Each specialty faces its own ethical gray areas. Should pediatric practices take on patients whose parents refuse vaccination? At least half of such practices do, rather than deny care to children. Bringing such a family into a practice can provide an opportunity to educate the parents and even change their minds. Others do not, with the argument these children could spread disease at the clinic. There are no easy answers, particularly when health care decisions have become politicized.
When patients come to my intensive care unit, they bring with them all their experience with the medical system. For some families, a history of bad experiences manifests as disbelief when we give them news that they do not want to hear. For others, it takes the form of anger. When we consider demands for unnecessary medications or procedures, our goals are twofold. We must do what is right for the patient, but we also try to mitigate the suffering that a family will experience if a loved one dies.

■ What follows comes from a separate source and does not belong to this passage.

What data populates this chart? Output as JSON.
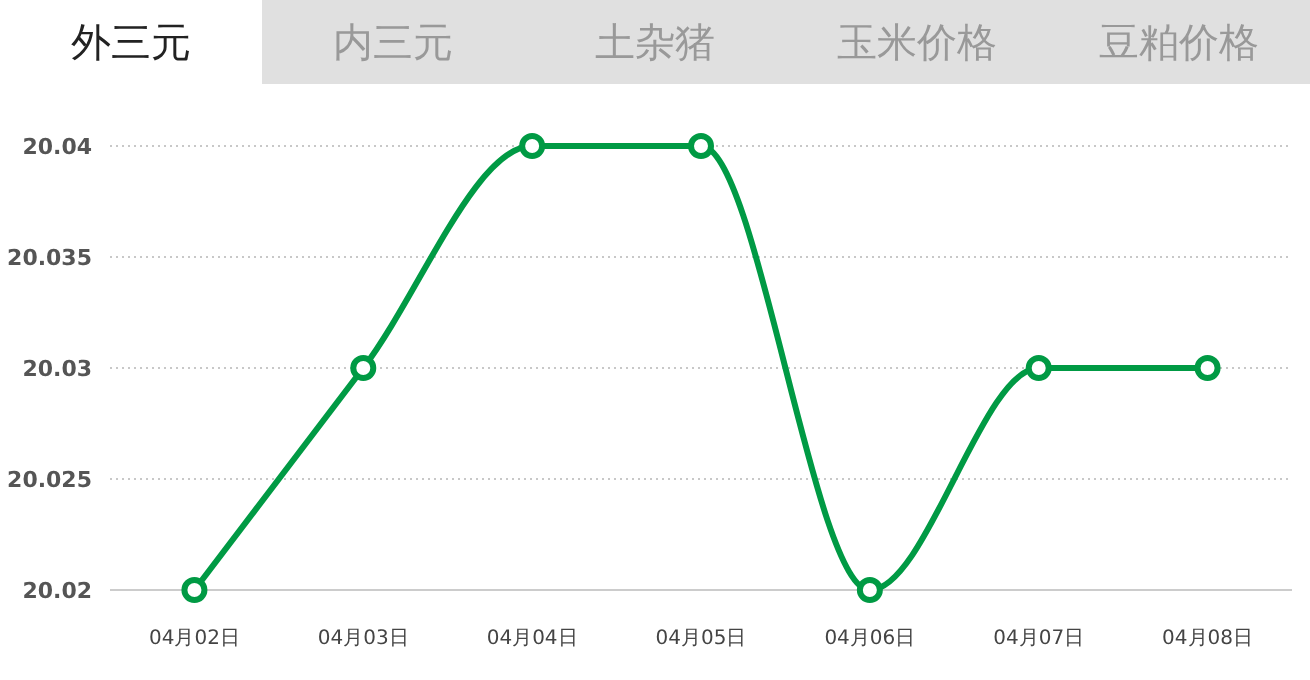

“There are lines you have to draw,” said Dr. Judith Nelson, a palliative and intensive care specialist at Memorial Sloan Kettering Cancer Center, but, she added, “You don’t want the family to go home feeling like the I.C.U. fought with them or denied them something that would have made a difference.”

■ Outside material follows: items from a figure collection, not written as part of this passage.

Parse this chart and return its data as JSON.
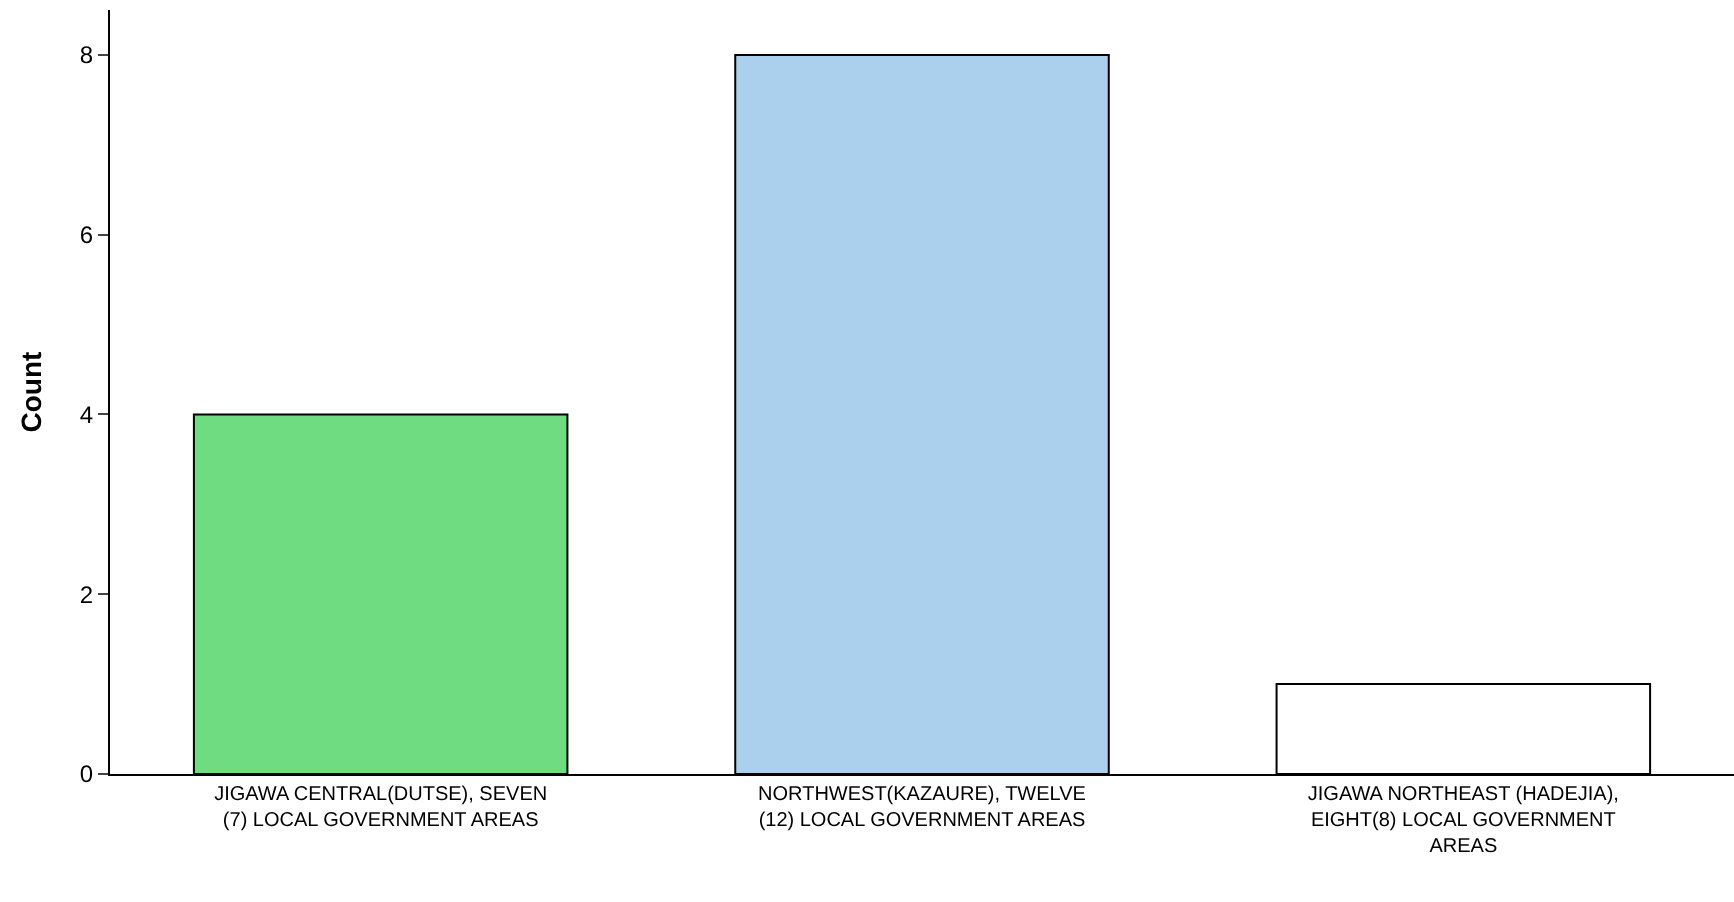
{
  "chart_data": {
    "type": "bar",
    "ylabel": "Count",
    "categories": [
      "JIGAWA CENTRAL(DUTSE), SEVEN (7) LOCAL GOVERNMENT AREAS",
      "NORTHWEST(KAZAURE), TWELVE (12) LOCAL GOVERNMENT AREAS",
      "JIGAWA NORTHEAST (HADEJIA), EIGHT(8) LOCAL GOVERNMENT AREAS"
    ],
    "values": [
      4,
      8,
      1
    ],
    "colors": [
      "#70dc82",
      "#abd0ee",
      "#ffffff"
    ],
    "ylim": [
      0,
      8.5
    ],
    "yticks": [
      0,
      2,
      4,
      6,
      8
    ]
  }
}
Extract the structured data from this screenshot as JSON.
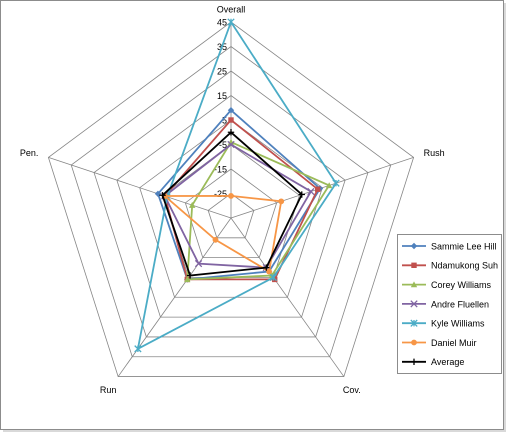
{
  "chart_data": {
    "type": "radar",
    "categories": [
      "Overall",
      "Rush",
      "Cov.",
      "Run",
      "Pen."
    ],
    "ylim": [
      -35,
      45
    ],
    "yticks": [
      -25,
      -15,
      -5,
      5,
      15,
      25,
      35,
      45
    ],
    "grid": true,
    "legend": "right",
    "series": [
      {
        "name": "Sammie Lee Hill",
        "color": "#4f81bd",
        "marker": "diamond",
        "values": [
          9,
          4,
          -8,
          -4,
          -3
        ]
      },
      {
        "name": "Ndamukong Suh",
        "color": "#c0504d",
        "marker": "square",
        "values": [
          5,
          3,
          -4,
          -4,
          -6
        ]
      },
      {
        "name": "Corey Williams",
        "color": "#9bbb59",
        "marker": "triangle",
        "values": [
          -4,
          8,
          -6,
          -4,
          -18
        ]
      },
      {
        "name": "Andre Fluellen",
        "color": "#8064a2",
        "marker": "x",
        "values": [
          -5,
          0,
          -10,
          -12,
          -6
        ]
      },
      {
        "name": "Kyle Williams",
        "color": "#4bacc6",
        "marker": "star",
        "values": [
          45,
          11,
          -5,
          31,
          -7
        ]
      },
      {
        "name": "Daniel Muir",
        "color": "#f79646",
        "marker": "circle",
        "values": [
          -26,
          -13,
          -8,
          -24,
          -6
        ]
      },
      {
        "name": "Average",
        "color": "#000000",
        "marker": "plus",
        "values": [
          0,
          -4,
          -10,
          -6,
          -5
        ]
      }
    ]
  }
}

Doctors have to acknowledge the power differential between us and our patients, who are away from their homes, in many ways helpless as they face the most difficult moments of their lives. We ask our patients to trust us implicitly, to believe our diagnoses and to undergo courses of treatment they might not understand. This doesn’t mean that we need to give patients whatever they want just to level the playing field. But we can take their requests seriously, even if we wouldn’t have considered them otherwise.

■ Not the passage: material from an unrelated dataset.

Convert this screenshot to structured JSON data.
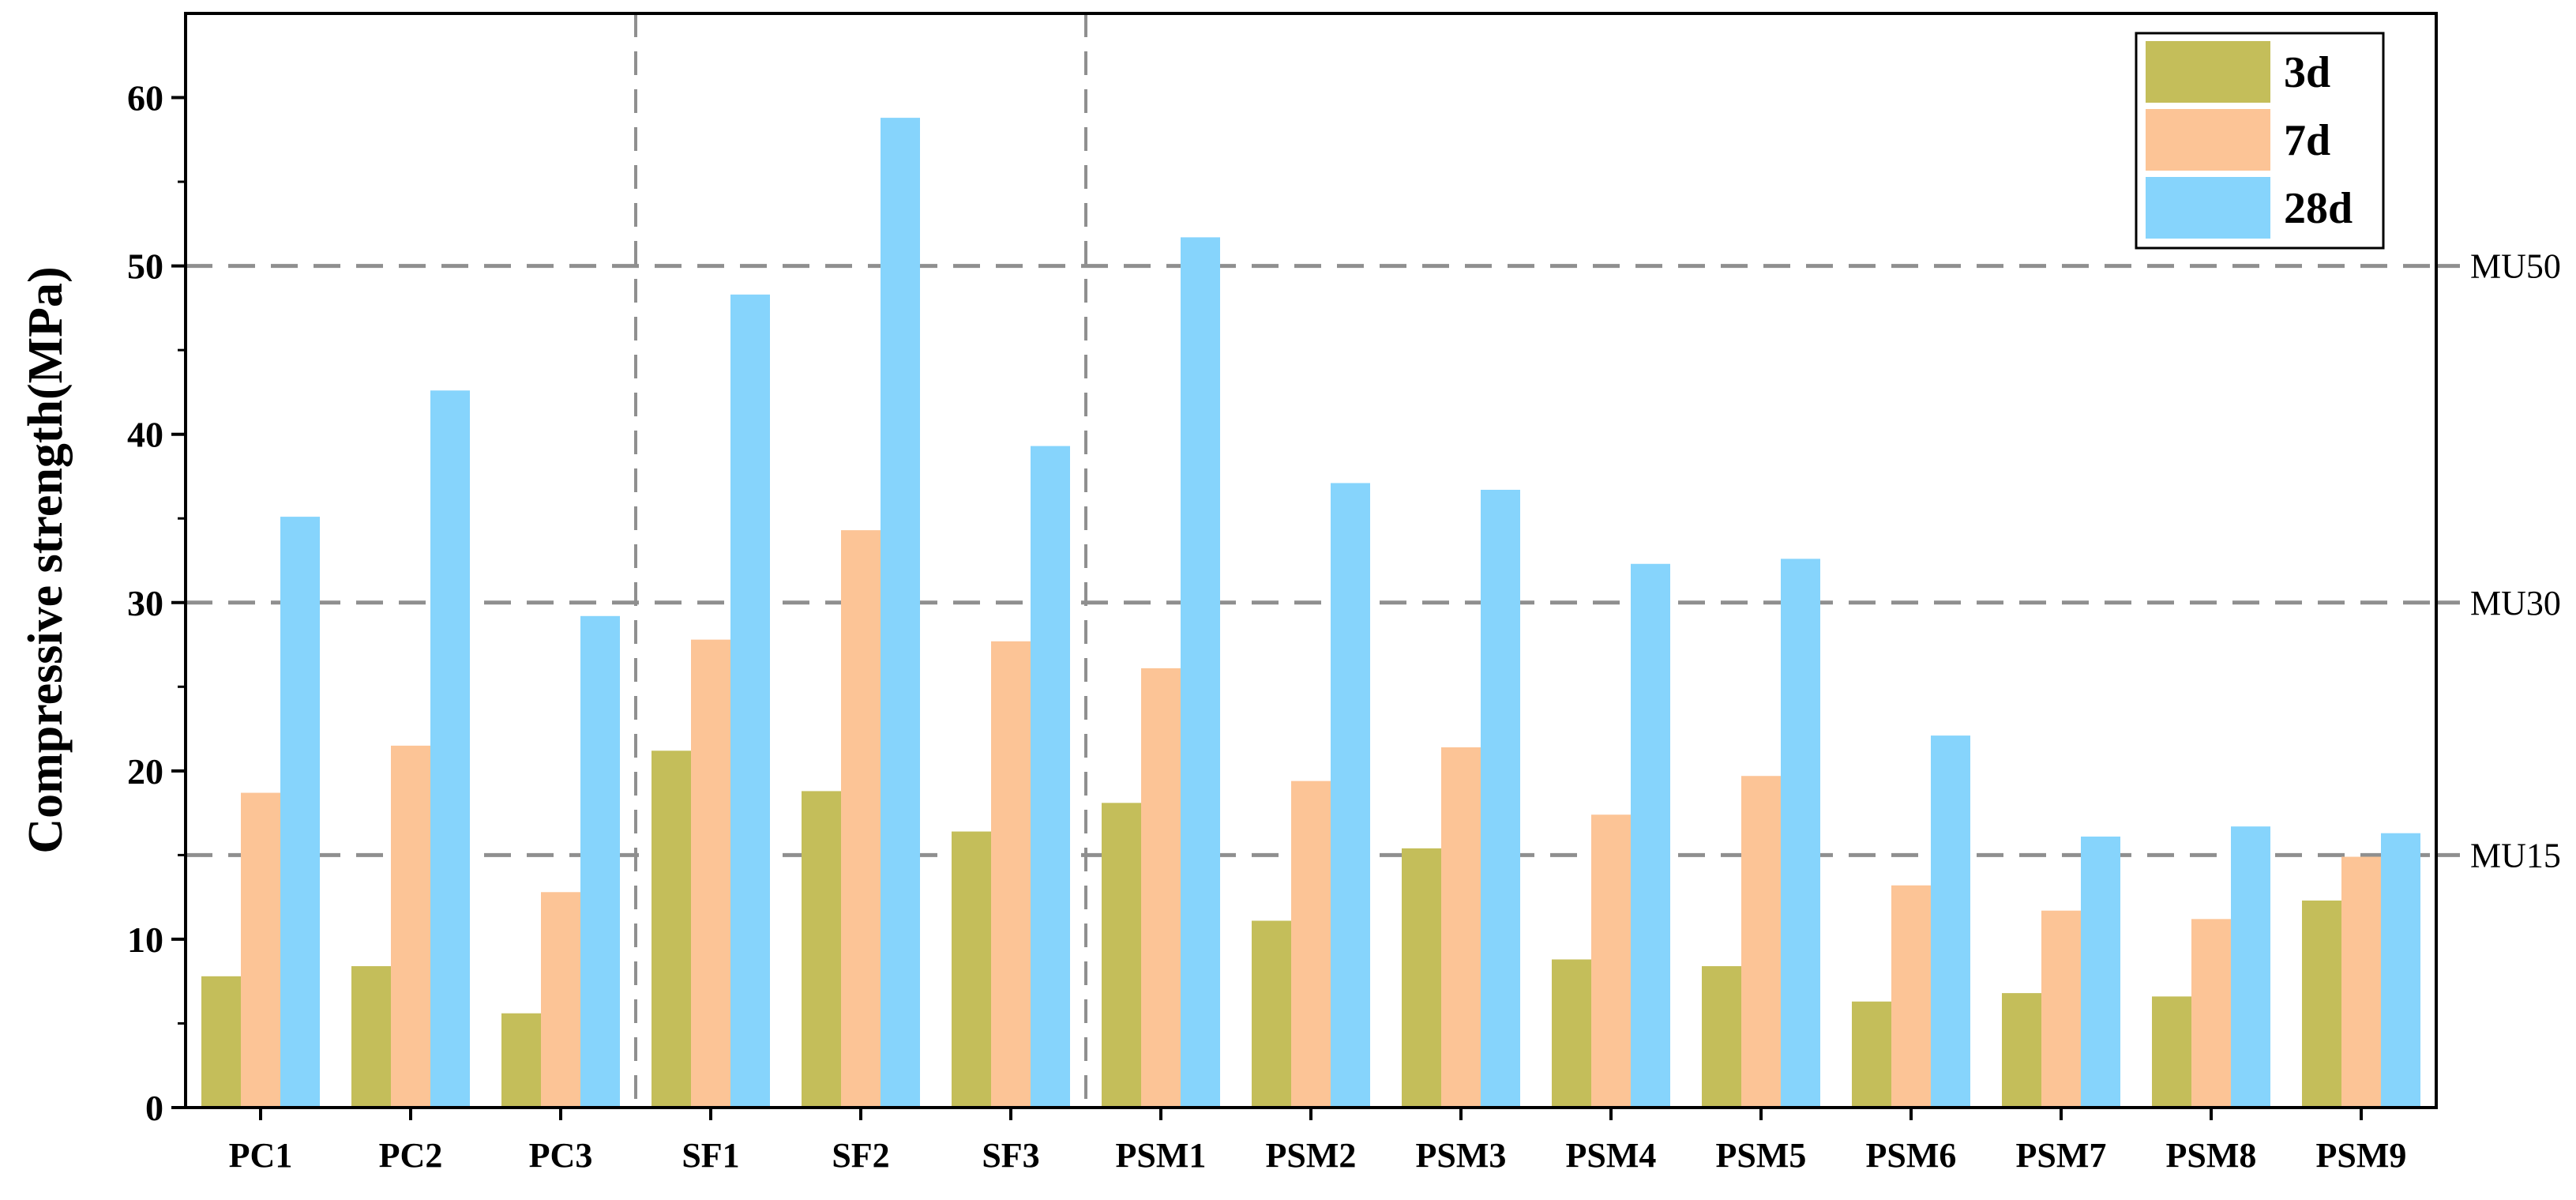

After all, our patients and their families are not the only ones who insist on last-ditch therapies without evidence. When I am working in the I.C.U., I will sometimes order a “Hail Mary” antibiotic or a steroid that most likely will not benefit my patient but will allow me to feel that I did everything I could. At the end of the day, we are all human. Perhaps the best way to gain trust is to bring our patients into our thought processes and to collaborate on our imperfect decisions.
Which brings me back to the bottle of pills from the internet. When I returned the next day, the patient’s family members were even more insistent. They had been doing their own research and found an article promoting one of the ingredients as a potential treatment for Covid-19. I knew that if I said no, our relationship would only become more fractured. I couldn’t fix their decades of distrust in their mother’s final days. The medication was low-risk. And so I was honest. I explained to them that while I did not believe the drug would work, we would give it to their mother because it was so important to them.
That evening, a nurse crushed the pill and gave it to my patient through her feeding tube. Nothing changed. Her lungs continued to worsen. Her sons continued to pray. As the days passed, I wondered about my decision. Had I opened the floodgates? Would the sons ask for something more, something even more contested?
But they didn’t. And though they remained angry — their mother was dying, after all — I think there might have been a softening, some kind of understanding between us. When my patient died a few weeks later, we told her sons that we did all we could. I think they knew that to be true.
Daniela Lamas, a contributing Opinion writer, is a pulmonary and critical care physician at Brigham and Women’s Hospital in Boston.